To extend the lifetime of the patch, we modified the design of the patch to incorporate poppable pockets filled with media. When growth of the cells begins to decline, the user can pop a pocket that will release new media to provide fresh nutrients. To determine how much longer we could extend the lifetime of our patch, we redesigned the growth curves with the help of Dr. Sui-Lam Wong to compare growth with different types of media. By testing the different media and inducing further growth by adding one milliliter of the given media, we optimized the growth of the cells in the patch environment. Given the change in the delivery design from a microneedle array to a patch, we needed a new method for direct delivery of BBI into the body. Therefore in the genetic constructs for the production and secretion of BBI, a transdermal tag was added to facilitate the diffusion of BBi through intact skin.

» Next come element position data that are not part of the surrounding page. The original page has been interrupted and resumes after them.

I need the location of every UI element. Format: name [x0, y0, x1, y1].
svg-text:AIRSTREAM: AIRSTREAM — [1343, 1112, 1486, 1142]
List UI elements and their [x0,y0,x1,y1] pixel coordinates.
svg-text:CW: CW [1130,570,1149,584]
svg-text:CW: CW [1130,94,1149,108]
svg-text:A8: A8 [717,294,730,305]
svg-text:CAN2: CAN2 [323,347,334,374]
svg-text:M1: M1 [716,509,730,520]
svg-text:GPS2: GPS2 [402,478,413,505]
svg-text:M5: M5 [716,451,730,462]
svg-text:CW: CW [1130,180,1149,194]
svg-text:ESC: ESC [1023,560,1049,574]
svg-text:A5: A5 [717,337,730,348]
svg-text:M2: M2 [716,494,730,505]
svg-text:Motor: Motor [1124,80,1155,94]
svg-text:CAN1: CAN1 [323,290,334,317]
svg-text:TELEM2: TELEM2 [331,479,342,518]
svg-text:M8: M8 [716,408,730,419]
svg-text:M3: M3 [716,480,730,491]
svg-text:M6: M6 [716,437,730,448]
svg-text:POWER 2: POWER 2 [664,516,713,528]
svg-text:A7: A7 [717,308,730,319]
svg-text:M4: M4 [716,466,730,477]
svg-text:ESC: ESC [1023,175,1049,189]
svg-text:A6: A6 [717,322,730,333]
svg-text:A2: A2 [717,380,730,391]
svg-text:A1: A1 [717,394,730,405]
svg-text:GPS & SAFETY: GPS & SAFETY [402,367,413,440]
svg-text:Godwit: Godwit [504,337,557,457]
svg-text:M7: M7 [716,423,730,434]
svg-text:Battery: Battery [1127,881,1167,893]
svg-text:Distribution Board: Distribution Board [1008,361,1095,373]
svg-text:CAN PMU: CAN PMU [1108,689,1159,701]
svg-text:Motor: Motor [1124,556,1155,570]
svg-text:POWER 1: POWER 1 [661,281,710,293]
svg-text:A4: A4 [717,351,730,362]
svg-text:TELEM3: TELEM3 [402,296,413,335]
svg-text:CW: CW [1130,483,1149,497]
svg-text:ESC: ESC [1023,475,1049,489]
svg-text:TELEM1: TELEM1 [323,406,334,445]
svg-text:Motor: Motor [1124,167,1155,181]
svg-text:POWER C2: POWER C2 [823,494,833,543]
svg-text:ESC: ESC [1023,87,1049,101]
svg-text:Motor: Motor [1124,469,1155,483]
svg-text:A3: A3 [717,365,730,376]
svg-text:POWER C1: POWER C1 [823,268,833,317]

Addressing Issues Outside of the Lab
Whilst we made modifications to our designs in the lab, we also researched how our device can be integrated into society given the current political and economic landscape. In our research of biotechnology-related regulations in Canada as well as internationally, we found that there are many gaps in current regulations concerning engineered organisms’ use in drug applications. This made it very difficult for us to find applicable guidelines for our product had we wanted to bring our device to the market.
In order to remedy this problem, we worked with Dr. Agnes Klein - the Director of the Centre of Evaluation for Radiopharmaceuticals and Biotherapeutics - to develop a policy brief addressing some of the regulatory gaps we observed in current Health Canada regulations.